Trial sessions have begun for the de facto head of the South Korean company Samsung, Lee Jae-yong, on charges of bribery linked to a corruption scandal that has brought down South Korea’s president.
The major South Korean firm’s vice chairman, who is known professionally as Jay Y. Lee, listened on Friday at Seoul’s Central District Court as prosecutors presented evidence revealing how he had allegedly used corporate funds to bribe the country’s impeached president, Park Geun-hye, to secure a smooth leadership transition at Samsung.
Lee’s case was a typical example of the “unhealthy relations between politicians and businessmen,” said Special Prosecutor Park Young-soo.
Prosecutors say Lee paid 38 million dollars to funds linked to Park for policy favors.
Park, already impeached, has lost her political immunity and is being prosecuted separately.
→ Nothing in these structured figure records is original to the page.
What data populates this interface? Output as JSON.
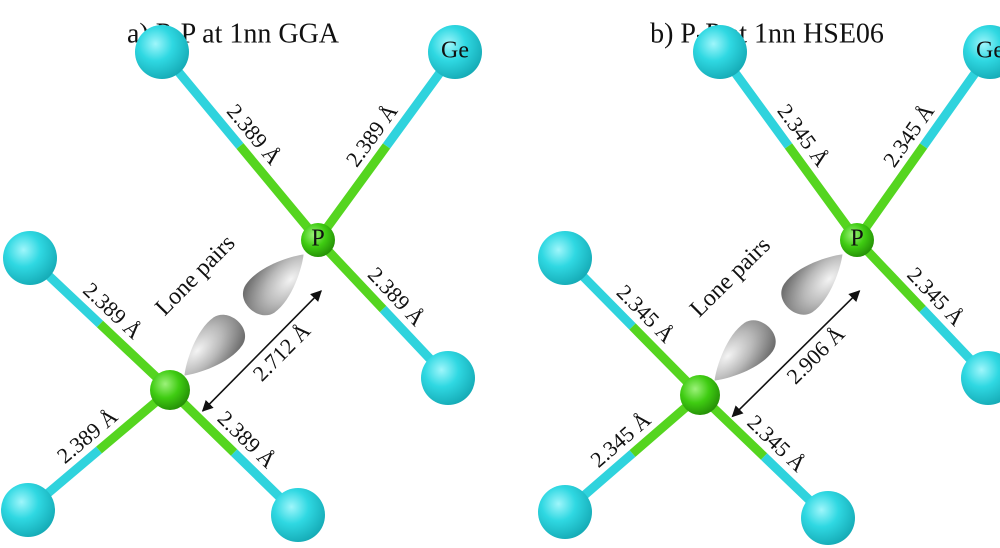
{
  "panels": [
    {
      "title": "a) P-P at 1nn GGA",
      "bond_labels": [
        "2.389 Å",
        "2.389 Å",
        "2.389 Å",
        "2.389 Å",
        "2.389 Å",
        "2.389 Å"
      ],
      "pp_distance": "2.712 Å",
      "lone_pairs_label": "Lone pairs",
      "p_label": "P",
      "ge_label": "Ge"
    },
    {
      "title": "b) P-P at 1nn HSE06",
      "bond_labels": [
        "2.345 Å",
        "2.345 Å",
        "2.345 Å",
        "2.345 Å",
        "2.345 Å",
        "2.345 Å"
      ],
      "pp_distance": "2.906 Å",
      "lone_pairs_label": "Lone pairs",
      "p_label": "P",
      "ge_label": "Ge"
    }
  ]
}
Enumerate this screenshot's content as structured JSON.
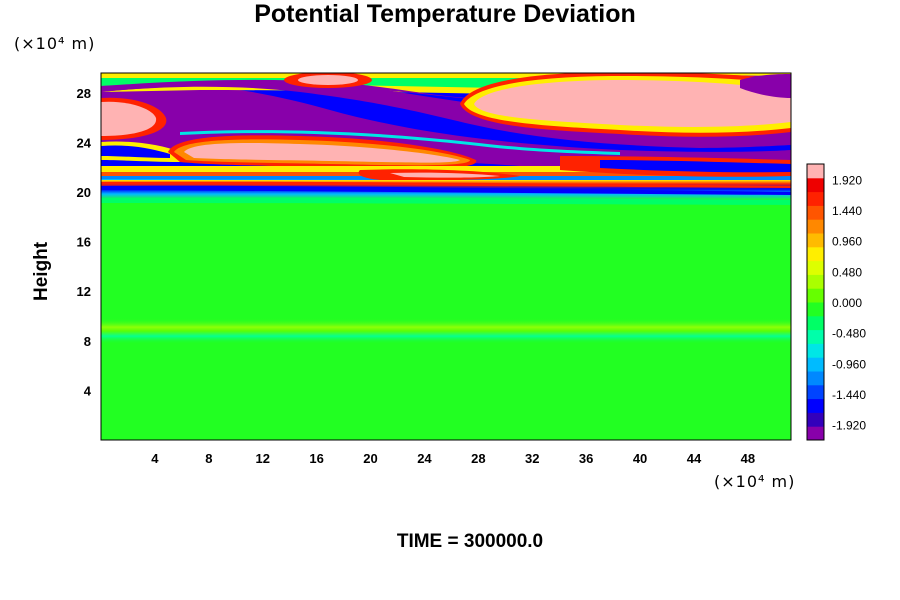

She is yet to be formally charged, though.
Lee has accepted the responsibility of making the payments; however, he has denied any wrongdoing, saying the business firm was put under pressure by Park’s network to pay the huge sums to the non-governmental funds linked to the then-president.
Several other Samsung executives have also appeared in court, all denying any wrongdoing as well.
Lee, 48, who has been in jail since February, has spent his entire career at Samsung. In 2014, he assumed the de facto leadership of his family’s business empire.
Forbes estimates the mogul’s net worth at about six billion dollars.